誰がために我、癒す
耐えがたい夏の暑さは、さすがに癒してのリチャードでも太刀打ちできない。そんな時は遠慮なく妻の実家にお邪魔するのだ。
「おじいちゃん!」
三等身の女の子が長い髪と耳をちょこちょこ揺らして走り回る。
「こぉら、マリアーノ」
台所から身重の妻が愛の鞭を放った。ターコイズブルーの奔流は散らかった遊具やテーブルの足を迂回して、森の小動物を思わせる人物に絡みつく。
「ひどぅい! おとーーーさーーーん」
少女はギャン泣きすると、リチャードが飛んできた。
「ほぉら、痛くない痛くない」
マリアーノを抱き上げると、無傷の手足を右手で優しくさすった。もちろん、何も起こらない。

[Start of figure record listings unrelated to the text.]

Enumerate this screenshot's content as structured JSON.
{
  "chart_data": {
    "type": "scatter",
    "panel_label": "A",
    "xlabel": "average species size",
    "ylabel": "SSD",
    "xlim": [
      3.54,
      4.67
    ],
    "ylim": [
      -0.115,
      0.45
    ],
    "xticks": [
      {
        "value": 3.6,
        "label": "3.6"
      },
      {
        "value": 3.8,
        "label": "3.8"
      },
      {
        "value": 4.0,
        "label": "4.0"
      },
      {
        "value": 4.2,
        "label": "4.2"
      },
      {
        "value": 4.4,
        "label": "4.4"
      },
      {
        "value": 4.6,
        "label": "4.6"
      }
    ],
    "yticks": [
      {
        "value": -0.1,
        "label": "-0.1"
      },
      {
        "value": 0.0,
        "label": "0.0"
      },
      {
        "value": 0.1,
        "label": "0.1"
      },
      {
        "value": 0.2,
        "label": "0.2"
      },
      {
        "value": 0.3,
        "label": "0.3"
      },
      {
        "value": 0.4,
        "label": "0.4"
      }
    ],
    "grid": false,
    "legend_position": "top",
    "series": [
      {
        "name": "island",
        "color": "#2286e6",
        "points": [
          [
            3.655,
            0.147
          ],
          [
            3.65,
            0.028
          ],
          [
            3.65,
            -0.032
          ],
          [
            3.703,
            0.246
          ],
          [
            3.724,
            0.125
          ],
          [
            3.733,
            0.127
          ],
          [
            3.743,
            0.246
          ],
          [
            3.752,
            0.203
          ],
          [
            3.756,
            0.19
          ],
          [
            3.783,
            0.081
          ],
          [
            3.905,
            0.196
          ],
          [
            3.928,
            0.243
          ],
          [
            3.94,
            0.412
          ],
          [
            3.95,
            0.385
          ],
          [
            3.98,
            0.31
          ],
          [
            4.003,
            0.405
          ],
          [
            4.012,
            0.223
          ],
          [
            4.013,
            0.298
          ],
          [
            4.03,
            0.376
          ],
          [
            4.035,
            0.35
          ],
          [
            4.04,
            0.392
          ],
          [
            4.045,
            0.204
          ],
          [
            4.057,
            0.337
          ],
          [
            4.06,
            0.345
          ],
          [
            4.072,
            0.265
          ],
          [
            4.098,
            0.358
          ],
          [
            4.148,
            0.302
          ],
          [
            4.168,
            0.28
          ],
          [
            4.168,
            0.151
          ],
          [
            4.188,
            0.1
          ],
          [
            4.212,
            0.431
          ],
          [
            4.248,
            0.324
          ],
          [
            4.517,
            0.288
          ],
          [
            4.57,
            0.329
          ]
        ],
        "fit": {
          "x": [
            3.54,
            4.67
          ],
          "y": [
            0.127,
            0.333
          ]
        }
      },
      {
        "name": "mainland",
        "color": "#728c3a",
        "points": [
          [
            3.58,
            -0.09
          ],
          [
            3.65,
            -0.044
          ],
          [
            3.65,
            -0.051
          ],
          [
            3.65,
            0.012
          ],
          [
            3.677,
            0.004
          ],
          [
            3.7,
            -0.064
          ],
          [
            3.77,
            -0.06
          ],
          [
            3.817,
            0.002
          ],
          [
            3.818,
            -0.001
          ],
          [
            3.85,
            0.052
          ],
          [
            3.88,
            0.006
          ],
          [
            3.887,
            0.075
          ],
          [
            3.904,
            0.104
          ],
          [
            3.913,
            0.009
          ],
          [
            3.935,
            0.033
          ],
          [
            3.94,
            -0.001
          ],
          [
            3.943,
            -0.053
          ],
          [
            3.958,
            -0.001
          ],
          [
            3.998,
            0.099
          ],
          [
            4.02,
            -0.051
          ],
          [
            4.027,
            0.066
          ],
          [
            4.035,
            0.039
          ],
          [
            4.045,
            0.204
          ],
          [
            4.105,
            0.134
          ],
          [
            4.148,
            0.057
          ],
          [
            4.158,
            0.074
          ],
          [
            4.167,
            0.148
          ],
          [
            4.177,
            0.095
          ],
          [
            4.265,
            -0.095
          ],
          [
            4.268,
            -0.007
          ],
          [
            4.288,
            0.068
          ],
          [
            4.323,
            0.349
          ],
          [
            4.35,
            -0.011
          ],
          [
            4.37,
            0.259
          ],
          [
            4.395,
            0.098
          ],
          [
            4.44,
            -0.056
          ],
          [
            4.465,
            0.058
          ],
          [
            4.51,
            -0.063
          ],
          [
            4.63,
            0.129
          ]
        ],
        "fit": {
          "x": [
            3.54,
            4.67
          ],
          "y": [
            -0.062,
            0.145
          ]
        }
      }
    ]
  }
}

が、娘は気をよくしたらしく、父親にべったりと密着する。
これは重症の甘えん坊である。
「あなた! マリアーノに優しくしすぎないで!!」
鬼嫁の罵声がグサグサと心に突き刺さる。
「君も少しは父親の威厳を示したらどうだね」
舅もなかなか手厳しい。
科学と魔法が共存するトホホギス・テクセル連邦共和国においても、家庭問題を癒す手はなかなかみつかりそうにない。
リチャードは聞こえるようにボヤいた。
「グレイバス監獄の時みたいにゃ行きませんよお義父さん。あの時、僕は確かに癒してのリチャードと呼ばれましたよ。そこで一つの賭けに出たんです。癒しは最大の攻撃であり防御であるとね」
「君は見事、勝ったじゃないか。人生何事も勝負勝負だ。マリアーノとエテュセを癒してやりなさい」
父、なかなか手厳しい。
癒しては口をへの字に曲げた。「じゃあ、僕は誰が…」
小さな手が、そっと彼に添えられた。